What application are you running? Here's a few things:

- You will hit bottleneck on CPU if you are doing some complex computation (like parsing a json etc.)
- You will hit bottleneck on Memory if your data/objects used in the program is large (like defining playing with HashMaps etc inside your map* operations), Here you can set spark.executor.memory to a higher number and also you can change the spark.storage.memoryFraction whose default value is 0.6 of your executor memory.
- Network will be a bottleneck if data is not available locally on one of the worker and hence it has to collect it from others, which is a lot of Serialization and data transfer across your cluster.

Best Regards

On Tue, Feb 17, 2015 at 11:20 AM, Julaiti Alafate <jalafate@eng.ucsd.edu> wrote:
Hi there,

I am trying to scale up the data size that my application is handling. This application is running on a cluster with 16 slave nodes. Each slave node has 60GB memory. It is running in standalone mode. The data is coming from HDFS that also in same local network.

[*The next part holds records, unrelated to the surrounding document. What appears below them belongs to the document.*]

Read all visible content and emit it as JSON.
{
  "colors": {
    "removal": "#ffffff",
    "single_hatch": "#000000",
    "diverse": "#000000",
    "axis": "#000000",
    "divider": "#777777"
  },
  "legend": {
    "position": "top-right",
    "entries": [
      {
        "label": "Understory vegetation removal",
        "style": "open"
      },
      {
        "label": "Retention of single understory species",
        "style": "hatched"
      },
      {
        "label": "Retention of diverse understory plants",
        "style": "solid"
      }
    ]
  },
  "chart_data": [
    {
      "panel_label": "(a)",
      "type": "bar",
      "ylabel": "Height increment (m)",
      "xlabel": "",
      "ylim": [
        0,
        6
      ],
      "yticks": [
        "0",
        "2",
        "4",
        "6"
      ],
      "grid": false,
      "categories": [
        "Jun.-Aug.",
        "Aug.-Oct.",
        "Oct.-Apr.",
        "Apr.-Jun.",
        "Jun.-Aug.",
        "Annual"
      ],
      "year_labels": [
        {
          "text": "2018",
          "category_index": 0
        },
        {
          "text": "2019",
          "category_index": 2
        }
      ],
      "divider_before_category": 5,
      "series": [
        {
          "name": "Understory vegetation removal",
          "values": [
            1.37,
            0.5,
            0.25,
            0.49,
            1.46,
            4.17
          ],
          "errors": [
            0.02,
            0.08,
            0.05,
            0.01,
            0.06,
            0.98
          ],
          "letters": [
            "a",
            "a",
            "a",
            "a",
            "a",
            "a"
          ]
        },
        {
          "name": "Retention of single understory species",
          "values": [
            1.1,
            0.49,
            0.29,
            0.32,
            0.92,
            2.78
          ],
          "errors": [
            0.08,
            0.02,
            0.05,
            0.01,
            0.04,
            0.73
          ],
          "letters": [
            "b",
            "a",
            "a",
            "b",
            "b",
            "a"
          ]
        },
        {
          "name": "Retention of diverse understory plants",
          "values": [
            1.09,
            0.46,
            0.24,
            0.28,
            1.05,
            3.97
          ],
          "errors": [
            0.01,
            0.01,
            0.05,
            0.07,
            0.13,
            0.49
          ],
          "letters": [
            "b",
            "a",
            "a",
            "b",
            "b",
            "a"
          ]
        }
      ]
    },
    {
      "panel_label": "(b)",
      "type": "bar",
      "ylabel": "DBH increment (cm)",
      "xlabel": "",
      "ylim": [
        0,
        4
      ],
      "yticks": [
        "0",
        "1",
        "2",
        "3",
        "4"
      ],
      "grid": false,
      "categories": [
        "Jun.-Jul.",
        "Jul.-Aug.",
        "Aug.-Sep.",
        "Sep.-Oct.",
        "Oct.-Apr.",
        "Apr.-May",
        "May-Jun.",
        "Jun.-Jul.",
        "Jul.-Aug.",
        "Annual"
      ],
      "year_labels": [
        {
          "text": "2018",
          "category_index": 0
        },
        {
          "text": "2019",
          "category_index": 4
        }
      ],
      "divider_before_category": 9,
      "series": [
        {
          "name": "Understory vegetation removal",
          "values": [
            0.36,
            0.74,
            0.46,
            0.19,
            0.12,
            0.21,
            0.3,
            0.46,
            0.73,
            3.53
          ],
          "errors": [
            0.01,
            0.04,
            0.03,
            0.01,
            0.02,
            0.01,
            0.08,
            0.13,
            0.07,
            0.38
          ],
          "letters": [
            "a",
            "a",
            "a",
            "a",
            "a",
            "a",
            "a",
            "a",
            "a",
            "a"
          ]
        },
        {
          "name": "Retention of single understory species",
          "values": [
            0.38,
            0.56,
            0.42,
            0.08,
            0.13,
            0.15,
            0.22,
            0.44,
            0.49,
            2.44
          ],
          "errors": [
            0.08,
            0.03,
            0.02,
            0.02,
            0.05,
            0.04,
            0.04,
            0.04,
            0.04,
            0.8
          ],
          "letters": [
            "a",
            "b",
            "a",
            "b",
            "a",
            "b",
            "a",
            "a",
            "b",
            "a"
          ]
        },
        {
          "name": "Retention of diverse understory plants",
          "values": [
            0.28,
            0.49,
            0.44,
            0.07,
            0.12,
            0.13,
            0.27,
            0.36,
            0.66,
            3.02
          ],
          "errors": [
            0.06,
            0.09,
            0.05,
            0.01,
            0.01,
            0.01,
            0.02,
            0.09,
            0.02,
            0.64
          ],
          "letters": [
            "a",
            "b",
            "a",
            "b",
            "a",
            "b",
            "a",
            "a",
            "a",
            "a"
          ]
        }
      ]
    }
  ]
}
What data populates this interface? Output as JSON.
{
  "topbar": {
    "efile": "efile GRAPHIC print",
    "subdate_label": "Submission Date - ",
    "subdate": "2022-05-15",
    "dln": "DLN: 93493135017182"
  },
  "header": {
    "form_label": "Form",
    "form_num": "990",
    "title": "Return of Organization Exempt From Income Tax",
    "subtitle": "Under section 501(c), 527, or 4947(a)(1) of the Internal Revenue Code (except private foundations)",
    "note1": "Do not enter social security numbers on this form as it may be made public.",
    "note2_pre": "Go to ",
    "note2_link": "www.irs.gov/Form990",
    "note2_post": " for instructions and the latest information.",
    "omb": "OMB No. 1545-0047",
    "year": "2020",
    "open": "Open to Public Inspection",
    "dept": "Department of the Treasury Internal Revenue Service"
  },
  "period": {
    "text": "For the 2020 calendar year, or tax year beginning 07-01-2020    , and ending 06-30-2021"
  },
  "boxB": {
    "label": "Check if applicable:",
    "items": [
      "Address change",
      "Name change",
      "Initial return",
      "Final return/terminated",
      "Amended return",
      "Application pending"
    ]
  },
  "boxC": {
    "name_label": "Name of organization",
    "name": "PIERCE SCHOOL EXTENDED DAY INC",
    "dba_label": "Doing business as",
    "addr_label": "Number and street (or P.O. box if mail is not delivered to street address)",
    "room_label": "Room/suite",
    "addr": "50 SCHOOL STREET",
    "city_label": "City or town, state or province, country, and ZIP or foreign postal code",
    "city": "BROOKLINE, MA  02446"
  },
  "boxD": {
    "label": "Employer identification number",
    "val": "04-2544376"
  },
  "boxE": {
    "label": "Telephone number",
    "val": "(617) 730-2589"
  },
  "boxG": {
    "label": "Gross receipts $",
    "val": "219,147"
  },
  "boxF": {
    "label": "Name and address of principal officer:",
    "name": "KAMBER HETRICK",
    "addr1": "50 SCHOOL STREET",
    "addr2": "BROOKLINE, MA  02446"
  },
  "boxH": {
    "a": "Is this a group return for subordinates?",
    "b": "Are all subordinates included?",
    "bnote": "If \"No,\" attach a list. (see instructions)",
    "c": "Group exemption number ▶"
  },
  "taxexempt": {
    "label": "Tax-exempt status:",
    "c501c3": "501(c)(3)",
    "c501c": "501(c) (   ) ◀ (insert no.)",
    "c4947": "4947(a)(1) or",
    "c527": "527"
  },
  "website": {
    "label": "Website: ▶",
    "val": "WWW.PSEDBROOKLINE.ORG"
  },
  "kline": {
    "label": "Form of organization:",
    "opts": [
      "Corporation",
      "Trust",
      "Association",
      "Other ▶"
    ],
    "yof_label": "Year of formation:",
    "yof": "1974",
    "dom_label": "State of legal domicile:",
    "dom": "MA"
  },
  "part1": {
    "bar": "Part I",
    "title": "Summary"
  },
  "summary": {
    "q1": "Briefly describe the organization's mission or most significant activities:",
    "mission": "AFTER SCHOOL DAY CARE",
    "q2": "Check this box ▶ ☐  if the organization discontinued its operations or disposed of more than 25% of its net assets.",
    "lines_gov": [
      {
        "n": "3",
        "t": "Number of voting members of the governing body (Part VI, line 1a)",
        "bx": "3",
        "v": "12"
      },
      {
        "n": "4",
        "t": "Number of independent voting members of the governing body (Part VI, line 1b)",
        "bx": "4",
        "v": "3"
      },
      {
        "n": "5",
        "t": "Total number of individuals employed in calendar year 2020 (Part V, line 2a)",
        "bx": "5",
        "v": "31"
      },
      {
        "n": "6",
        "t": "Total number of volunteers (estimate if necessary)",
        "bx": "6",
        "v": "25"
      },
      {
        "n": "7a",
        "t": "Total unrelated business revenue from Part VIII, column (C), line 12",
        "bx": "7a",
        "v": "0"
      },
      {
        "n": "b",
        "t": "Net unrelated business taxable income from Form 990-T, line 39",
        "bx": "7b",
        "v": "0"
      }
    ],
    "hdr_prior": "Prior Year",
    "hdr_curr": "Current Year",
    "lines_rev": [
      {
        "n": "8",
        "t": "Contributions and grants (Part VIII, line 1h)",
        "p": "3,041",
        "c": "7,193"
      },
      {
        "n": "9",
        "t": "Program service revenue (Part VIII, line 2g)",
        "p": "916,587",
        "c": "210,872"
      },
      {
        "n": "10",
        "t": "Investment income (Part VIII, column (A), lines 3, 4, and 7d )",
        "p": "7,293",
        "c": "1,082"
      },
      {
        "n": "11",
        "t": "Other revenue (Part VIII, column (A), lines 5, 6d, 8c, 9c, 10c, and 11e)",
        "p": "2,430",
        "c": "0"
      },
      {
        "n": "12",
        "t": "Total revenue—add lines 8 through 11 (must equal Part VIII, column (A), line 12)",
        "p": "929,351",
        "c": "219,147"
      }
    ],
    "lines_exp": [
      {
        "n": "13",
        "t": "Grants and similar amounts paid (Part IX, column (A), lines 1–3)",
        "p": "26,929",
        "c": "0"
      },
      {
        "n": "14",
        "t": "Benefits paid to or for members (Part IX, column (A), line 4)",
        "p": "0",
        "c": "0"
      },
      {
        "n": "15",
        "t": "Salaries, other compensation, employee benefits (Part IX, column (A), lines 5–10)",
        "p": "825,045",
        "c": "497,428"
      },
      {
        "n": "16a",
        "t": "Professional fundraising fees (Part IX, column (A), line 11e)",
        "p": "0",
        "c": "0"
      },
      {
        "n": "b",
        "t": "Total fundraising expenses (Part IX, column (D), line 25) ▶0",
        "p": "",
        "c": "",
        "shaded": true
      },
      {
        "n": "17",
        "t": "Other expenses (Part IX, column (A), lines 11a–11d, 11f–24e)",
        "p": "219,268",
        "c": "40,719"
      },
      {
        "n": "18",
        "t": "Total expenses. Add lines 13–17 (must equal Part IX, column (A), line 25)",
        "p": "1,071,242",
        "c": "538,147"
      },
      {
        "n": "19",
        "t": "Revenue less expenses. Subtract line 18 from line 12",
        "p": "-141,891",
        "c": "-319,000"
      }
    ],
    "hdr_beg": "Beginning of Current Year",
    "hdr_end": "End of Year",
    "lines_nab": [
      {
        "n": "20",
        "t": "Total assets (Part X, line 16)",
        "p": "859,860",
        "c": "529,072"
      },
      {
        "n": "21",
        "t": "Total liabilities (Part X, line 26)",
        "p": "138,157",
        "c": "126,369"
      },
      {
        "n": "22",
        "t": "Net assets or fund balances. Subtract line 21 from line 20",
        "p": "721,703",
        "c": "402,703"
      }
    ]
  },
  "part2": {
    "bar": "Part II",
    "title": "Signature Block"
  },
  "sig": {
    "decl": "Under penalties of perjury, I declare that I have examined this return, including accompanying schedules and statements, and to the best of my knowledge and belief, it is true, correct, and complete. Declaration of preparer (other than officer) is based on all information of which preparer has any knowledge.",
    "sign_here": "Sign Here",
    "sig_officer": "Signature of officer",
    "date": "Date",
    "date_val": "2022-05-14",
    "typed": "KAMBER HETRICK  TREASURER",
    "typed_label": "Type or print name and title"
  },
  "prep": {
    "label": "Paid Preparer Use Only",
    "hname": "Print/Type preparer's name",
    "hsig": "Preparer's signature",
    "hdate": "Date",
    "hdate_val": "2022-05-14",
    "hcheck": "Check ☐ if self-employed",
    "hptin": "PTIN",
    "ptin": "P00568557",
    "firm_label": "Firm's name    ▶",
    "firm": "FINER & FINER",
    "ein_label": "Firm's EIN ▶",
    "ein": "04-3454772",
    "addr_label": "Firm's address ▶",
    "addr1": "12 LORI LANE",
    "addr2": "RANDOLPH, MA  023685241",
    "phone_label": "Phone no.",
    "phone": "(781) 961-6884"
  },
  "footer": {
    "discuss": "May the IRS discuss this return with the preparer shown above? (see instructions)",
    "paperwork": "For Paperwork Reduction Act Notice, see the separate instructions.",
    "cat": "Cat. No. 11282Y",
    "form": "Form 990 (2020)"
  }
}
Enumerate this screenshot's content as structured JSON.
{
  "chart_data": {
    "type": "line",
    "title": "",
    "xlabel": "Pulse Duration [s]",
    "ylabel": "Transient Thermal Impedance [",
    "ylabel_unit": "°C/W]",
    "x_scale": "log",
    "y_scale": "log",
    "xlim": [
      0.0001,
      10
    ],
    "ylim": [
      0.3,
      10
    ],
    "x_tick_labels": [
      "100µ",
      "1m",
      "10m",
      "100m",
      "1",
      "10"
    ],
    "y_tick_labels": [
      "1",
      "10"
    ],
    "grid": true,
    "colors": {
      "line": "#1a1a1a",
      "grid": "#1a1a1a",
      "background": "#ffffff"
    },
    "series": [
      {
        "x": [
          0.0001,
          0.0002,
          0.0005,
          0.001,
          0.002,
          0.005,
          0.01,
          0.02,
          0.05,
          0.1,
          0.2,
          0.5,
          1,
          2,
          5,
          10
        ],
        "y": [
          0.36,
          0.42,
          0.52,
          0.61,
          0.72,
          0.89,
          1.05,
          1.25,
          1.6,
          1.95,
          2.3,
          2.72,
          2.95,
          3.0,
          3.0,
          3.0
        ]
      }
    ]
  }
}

In order to have an understanding on how my program is running, I also had a Ganglia installed on the cluster. From previous run, I know the stage that taking longest time to run is counting word pairs (my RDD consists of sentences from a corpus). My goal is to identify the bottleneck of my application, then modify my program or hardware configurations according to that.

Unfortunately, I didn't find too much information on Spark monitoring and optimization topics. Reynold Xin gave a great talk on Spark Summit 2014 for application tuning from tasks perspective. Basically, his focus is on tasks that oddly slower than the average. However, it didn't solve my problem because there is no such tasks that run way slow than others in my case.

So I tried to identify the bottleneck from hardware prospective. I want to know what the limitation of the cluster is. I think if the executers are running hard, either CPU, memory or network bandwidth (or maybe the combinations) is hitting the roof. But Ganglia reports the CPU utilization of cluster is no more than 50%, network utilization is high for several seconds at the beginning, then drop close to 0. From Spark UI, I can see the nodes with maximum memory usage is consuming around 6GB, while "spark.executor.memory" is set to be 20GB. 

I am very confused that the program is not running fast enough, while hardware resources are not in shortage. Could you please give me some hints about what decides the performance of a Spark application from hardware perspective?